Chur
20. März bis 17. April 2021
Seraina Peer
Jules Spinatsch — Planetary Upgrade Fair
Mit ‹Temporary Discomfort Chapter I–V›, 2001–2003, und der Entwicklung einer automatisierten Aufnahmetechnik gelang Jules Spinatsch der internationale Durchbruch. Jetzt schreibt er mit der fotografischen Installation und Monographie ‹Davos is a Verb› ein neues Kapitel. Die Ausstellung ist in der Galerie Luciano Fasciati zu sehen und regt an, über die temporäre Aneignung von Orten nachzudenken.
Erneut nimmt der gebürtige Davoser Jules Spinatsch (*1964) seine Heimatstadt in den Fokus, um deren strukturelle Veränderungen, Spannungsverhältnisse und das Gefühl eines «temporären Unbehagens» aufzuzeigen. Aber was meint er mit ‹Davos Is A Verb›?
Der Künstler versteht das Verb in seinem Werktitel als Ausdruck für ein Verhalten: Ist es nicht so, dass Davos fast unbewusst mit dem World Economic Forum (WEF) assoziiert wird? Der Künstler überträgt die Fähigkeit des Verbs zur Konjugation auf Davos und thematisiert fotografisch, wie die Alpenstadt ihrer Veränderbarkeit ausgesetzt ist. Zunehmend bestimmen nicht nur wenige Januartage das Davoser Ortsbild. Einzelne Lokale stehen sogar ganzjährig leer und transformieren sich erst während des WEF in schillernde Places-To-Be. Davos mutiert zum Repräsentations-Pop-Up – die Hauptstrasse wird in eine kilometerlange Kommunikationsfläche verwandelt.
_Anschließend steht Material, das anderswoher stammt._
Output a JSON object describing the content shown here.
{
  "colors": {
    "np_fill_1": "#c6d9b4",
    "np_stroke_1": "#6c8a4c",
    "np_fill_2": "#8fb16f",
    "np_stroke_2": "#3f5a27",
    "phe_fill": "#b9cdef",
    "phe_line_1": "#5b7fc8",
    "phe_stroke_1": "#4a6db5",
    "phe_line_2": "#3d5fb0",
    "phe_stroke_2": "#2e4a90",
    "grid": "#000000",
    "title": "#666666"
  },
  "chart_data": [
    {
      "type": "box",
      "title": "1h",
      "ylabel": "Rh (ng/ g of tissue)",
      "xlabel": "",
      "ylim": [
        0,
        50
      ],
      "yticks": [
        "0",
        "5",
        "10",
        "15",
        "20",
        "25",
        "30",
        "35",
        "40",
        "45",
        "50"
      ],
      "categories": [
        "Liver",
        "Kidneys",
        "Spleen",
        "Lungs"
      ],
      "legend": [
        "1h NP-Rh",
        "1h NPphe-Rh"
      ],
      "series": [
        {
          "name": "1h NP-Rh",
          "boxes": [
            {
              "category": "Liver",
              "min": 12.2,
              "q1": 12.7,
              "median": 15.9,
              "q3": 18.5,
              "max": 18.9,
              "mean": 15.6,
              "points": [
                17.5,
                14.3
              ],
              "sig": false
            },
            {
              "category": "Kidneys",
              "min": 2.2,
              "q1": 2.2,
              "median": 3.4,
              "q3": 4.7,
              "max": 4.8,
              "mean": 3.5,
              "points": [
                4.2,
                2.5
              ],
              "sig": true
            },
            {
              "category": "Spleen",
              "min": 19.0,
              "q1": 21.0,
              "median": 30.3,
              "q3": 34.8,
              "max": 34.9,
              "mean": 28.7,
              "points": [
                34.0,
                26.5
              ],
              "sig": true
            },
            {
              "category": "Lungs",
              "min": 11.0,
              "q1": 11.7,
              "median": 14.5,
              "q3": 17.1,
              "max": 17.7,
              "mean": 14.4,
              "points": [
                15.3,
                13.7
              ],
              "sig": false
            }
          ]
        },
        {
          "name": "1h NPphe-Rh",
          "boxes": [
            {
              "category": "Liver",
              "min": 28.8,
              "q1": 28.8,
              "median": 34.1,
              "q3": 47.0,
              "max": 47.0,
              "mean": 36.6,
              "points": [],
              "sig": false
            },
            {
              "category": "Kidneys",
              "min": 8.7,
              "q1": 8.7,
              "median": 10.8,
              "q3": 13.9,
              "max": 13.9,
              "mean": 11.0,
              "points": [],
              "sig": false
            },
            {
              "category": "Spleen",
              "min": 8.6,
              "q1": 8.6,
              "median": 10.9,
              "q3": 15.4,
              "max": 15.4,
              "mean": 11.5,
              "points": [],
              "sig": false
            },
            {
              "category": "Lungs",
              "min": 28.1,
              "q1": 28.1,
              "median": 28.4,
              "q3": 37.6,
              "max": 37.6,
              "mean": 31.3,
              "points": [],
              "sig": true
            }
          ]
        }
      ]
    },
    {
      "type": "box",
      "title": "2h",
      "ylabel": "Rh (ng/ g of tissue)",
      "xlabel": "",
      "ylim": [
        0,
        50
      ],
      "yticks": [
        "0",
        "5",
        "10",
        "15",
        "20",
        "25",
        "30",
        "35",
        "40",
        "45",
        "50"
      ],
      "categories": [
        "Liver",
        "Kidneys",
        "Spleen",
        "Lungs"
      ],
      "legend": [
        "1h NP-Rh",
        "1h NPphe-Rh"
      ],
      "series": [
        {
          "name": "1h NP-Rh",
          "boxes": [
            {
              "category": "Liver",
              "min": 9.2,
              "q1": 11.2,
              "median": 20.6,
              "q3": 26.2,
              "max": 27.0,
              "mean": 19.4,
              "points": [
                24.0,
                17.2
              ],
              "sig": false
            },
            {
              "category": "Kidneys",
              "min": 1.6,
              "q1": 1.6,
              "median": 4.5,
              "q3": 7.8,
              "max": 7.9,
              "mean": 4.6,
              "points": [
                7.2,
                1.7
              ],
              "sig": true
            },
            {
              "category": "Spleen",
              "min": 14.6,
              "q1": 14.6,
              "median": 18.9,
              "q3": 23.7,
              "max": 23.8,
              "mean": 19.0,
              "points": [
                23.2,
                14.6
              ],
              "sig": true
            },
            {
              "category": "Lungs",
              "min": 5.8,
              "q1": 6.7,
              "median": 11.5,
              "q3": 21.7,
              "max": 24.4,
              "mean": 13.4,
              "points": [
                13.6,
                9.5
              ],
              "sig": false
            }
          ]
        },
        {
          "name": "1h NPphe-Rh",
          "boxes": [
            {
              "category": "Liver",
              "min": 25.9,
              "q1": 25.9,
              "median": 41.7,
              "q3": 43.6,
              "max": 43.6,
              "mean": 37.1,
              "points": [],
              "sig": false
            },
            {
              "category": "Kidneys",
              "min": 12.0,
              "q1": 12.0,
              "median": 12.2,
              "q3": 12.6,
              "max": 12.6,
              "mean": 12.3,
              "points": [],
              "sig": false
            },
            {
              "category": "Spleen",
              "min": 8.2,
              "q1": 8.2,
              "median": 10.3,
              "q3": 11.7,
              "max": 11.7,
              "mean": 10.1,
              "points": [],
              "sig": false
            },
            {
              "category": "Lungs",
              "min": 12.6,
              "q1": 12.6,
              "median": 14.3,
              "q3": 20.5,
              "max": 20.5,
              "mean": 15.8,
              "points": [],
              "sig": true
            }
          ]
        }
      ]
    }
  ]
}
Die aus dem WEF resultierenden Nebenschauplätze und der Prozess der temporären Aneignung lokaler Räume durch internationale Konzerne und Organisationen waren Auslöser für den Werkkomplex ‹Davos is a Verb›. Spinatschs Arbeit erschöpft sich aber nicht in einem Vorher-Nachher-Vergleich. In Glasscheiben gespiegelte Gesichter überlagern sich mit inszenierten Interieurs und mischen sich mit einer Flut von Firmenlogos und Slogans in Leuchtschrift. Damit wird die Komplexität der Diskurse um Machtverhältnisse, Lukrativität und Publicity angedeutet.
Die Galerie Luciano Fasciati in Chur wird im Stil einer Messe mit bedruckten Textilien in einzelne thematische Räume unterteilt und – wie Davos – «in Szene gesetzt». Während grossflächige Fotografien zur Immersion einladen, stehen andere als Roll-Up-Banner im Raum, bieten verschiedene Blickwinkel gleichzeitig an oder werden zu Skulpturen in Form von thematischen Sitzwürfeln. Einer davon zeigt Fahrzeuge, vom Transporter mobiler «Almhütt’n» bis zum Anhänger mit einer Flugabwehrkanone. Die Dichte an Implikationen, die sich sowohl innerhalb der Bilder als auch zwischen einzelnen Fotografien zu neuen Geschichten spinnen lassen, erweckt ein bedenkliches aber zugleich amüsierendes Gefühl von Absurdität. In Zeiten von Corona haben leere Lokale nicht nur in Davos einen unbehaglichen Beigeschmack. Umso pointierter folgt gerade diese Ausstellung auf das Ende des zweiten Lockdowns.